Once the node has joined the cluster, remove the cluster.routing.allocation.enable
setting to enable shard allocation and start using the node:
PUT _cluster/settings { "persistent": { "cluster.routing.allocation.enable": null } }
Wait for the node to recover.
Before upgrading the next node, wait for the cluster to finish shard allocation.
You can check progress by submitting a _cat/health
request:
GET _cat/health?v
Wait for the status
column to switch from yellow
to green
. Once the
node is green
, all primary and replica shards have been allocated.
During a rolling upgrade, primary shards assigned to a node running the new version cannot have their replicas assigned to a node with the old version.
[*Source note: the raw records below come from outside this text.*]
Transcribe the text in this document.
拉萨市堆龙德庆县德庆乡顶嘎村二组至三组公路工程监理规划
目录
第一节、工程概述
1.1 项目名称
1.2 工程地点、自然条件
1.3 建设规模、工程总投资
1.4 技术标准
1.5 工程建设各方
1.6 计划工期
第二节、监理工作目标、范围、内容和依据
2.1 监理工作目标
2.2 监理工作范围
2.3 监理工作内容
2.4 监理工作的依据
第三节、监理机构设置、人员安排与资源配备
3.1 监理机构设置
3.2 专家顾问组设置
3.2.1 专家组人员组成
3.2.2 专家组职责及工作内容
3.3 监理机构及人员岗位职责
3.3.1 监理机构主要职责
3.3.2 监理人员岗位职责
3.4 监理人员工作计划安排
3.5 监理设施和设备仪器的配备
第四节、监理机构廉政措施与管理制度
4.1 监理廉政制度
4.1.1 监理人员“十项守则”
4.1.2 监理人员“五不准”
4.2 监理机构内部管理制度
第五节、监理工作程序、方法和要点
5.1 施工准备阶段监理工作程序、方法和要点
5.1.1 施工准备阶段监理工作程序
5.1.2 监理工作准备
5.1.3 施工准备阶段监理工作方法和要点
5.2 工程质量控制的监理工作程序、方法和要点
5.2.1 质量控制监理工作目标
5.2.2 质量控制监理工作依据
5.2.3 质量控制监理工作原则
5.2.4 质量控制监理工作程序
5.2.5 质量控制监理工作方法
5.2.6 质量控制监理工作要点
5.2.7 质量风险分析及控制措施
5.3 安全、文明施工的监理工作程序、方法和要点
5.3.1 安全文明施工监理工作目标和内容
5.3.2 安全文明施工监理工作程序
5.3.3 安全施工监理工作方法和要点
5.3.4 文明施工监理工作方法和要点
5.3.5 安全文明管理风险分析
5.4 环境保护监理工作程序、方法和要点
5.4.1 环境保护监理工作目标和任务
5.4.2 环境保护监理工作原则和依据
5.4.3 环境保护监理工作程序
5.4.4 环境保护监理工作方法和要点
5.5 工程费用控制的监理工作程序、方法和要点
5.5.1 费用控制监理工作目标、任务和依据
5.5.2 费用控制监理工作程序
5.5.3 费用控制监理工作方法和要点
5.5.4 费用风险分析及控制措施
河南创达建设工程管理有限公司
The new version might have a different data format that is not understood by the old version.
If it is not possible to assign the replica shards to another node
(there is only one upgraded node in the cluster), the replica
shards remain unassigned and status stays yellow
.
In this case, you can proceed once there are no initializing or relocating shards
(check the init
and relo
columns).
As soon as another node is upgraded, the replicas can be assigned and the
status will change to green
.
Shards that were not sync-flushed might take longer to
recover. You can monitor the recovery status of individual shards by
submitting a _cat/recovery
request:
GET _cat/recovery
If you stopped indexing, it is safe to resume indexing as soon as recovery completes.
Repeat
When the node has recovered and the cluster is stable, repeat these steps for each node that needs to be updated.
Restart machine learning jobs.
If you temporarily halted the tasks associated with your machine learning jobs, use the set upgrade mode API to return them to active states:
POST _ml/set_upgrade_mode?enabled=false
If you closed all machine learning jobs before the upgrade, open the jobs and start the datafeeds from Kibana or with the open jobs and start datafeed APIs.
During a rolling upgrade, the cluster continues to operate normally. However, any new functionality is disabled or operates in a backward compatible mode until all nodes in the cluster are upgraded. New functionality becomes operational once the upgrade is complete and all nodes are running the new version. Once that has happened, there’s no way to return to operating in a backward compatible mode. Nodes running the previous major version will not be allowed to join the fully-updated cluster.
In the unlikely case of a network malfunction during the upgrade process that isolates all remaining old nodes from the cluster, you must take the old nodes offline and upgrade them to enable them to join the cluster.
Similarly, if you run a testing/development environment with only one master node, the master node should be upgraded last. Restarting a single master node forces the cluster to be reformed. The new cluster will initially only have the upgraded master node and will thus reject the older nodes when they re-join the cluster. Nodes that have already been upgraded will successfully re-join the upgraded master.